Topics

Slim, charming protons on the menu in Mainz

4 May 2024
MENU 2023 in Mainz
Structural issues MENU 2023 took place in the historic centre of Mainz. Credit: W Gradl

The triennial international conference on meson–nucleon physics and the structure of the nucleon (MENU) attracted more than 140 participants to the historic centre of Mainz from 16 to 20 October 2023.
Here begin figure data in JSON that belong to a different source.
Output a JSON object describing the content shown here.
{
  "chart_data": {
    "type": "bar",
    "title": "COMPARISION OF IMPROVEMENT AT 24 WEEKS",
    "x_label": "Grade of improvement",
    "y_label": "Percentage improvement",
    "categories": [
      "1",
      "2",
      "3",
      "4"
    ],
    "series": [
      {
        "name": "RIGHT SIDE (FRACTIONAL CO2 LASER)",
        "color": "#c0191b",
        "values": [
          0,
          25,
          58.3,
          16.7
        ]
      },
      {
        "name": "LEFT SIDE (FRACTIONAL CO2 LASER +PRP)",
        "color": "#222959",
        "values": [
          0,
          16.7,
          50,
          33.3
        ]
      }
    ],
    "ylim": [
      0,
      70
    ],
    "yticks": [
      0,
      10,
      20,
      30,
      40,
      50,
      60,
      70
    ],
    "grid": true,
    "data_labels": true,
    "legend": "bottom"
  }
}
Among MENU 2023’s highlights on nucleon structure, a preliminary analysis by the NNPDF collaboration suggests that the proton contains more charm than anticharm, with Niccolò Laurenti (Università degli Studi di Milano) showing evidence of a non-vanishing intrinsic valence charm contribution to the proton’s wavefunction. Meanwhile, Michael Kohl (Hampton University) concluded that the proton–radius puzzle is still not resolved. To make progress, form-factor measurements in electron scattering must be scrutinised, and the use of atomic spectroscopy data clarified, he said.

Hadron physics

A large part of this year’s conference was dedicated to hadron spectroscopy, with updates from Belle II, BESIII, GlueX, Jefferson Lab, JPAC, KLOE/KLOE-2 and LHCb, as well as theoretical overviews covering everything from lattice quantum chromodynamics to effective-field theories. Special emphasis was also given to future directions in hadron physics at future facilities such as FAIR, the Electron-Ion Collider and the local Mainz Energy-Recovering Superconducting Accelerator (MESA) facility – a future low-energy but high-intensity electron accelerator that will make it possible to carry out experiments in nuclear astrophysics, dark-sector searches and tests of the SM. Among upgrade plans at Jefferson Lab, Eric Voutier (Paris-Saclay) presented a future experimental programme with positron beams at CEBAF, the institute’s Continuous Electron Beam Accelerator Facility. The upgrade will allow for a rich physics programme covering two-photon exchange, generalised polarisabilities, generalised parton distribution functions and direct dark-matter searches.

Highlights on nucleon structure include a preliminary analysis suggesting that the proton contains more charm than anticharm

Hadron physics is also closely related to searches for new physics, as precision observables of the Standard Model are in many cases limited by the non-perturbative regime of quantum chromodynamics. A prime example is the physics of the anomalous magnetic moment of the muon, for which a puzzling discrepancy between data-driven dispersive and lattice–quantum chromodynamics calculations of hadronic contributions to the Standard Model prediction persists (CERN Courier May/June 2021 p25). The upcoming collaboration meeting of the Muon g-2 Theory Initiative in September 2024 at KEK will provide important new insights from lattice QCD and e+e experiments. It remains to be seen whether the eventual theoretical consensus will confirm a significant deviation from the experimental value, which is currently being updated by Fermilab’s Muon g-2 experiment using their last three years of data.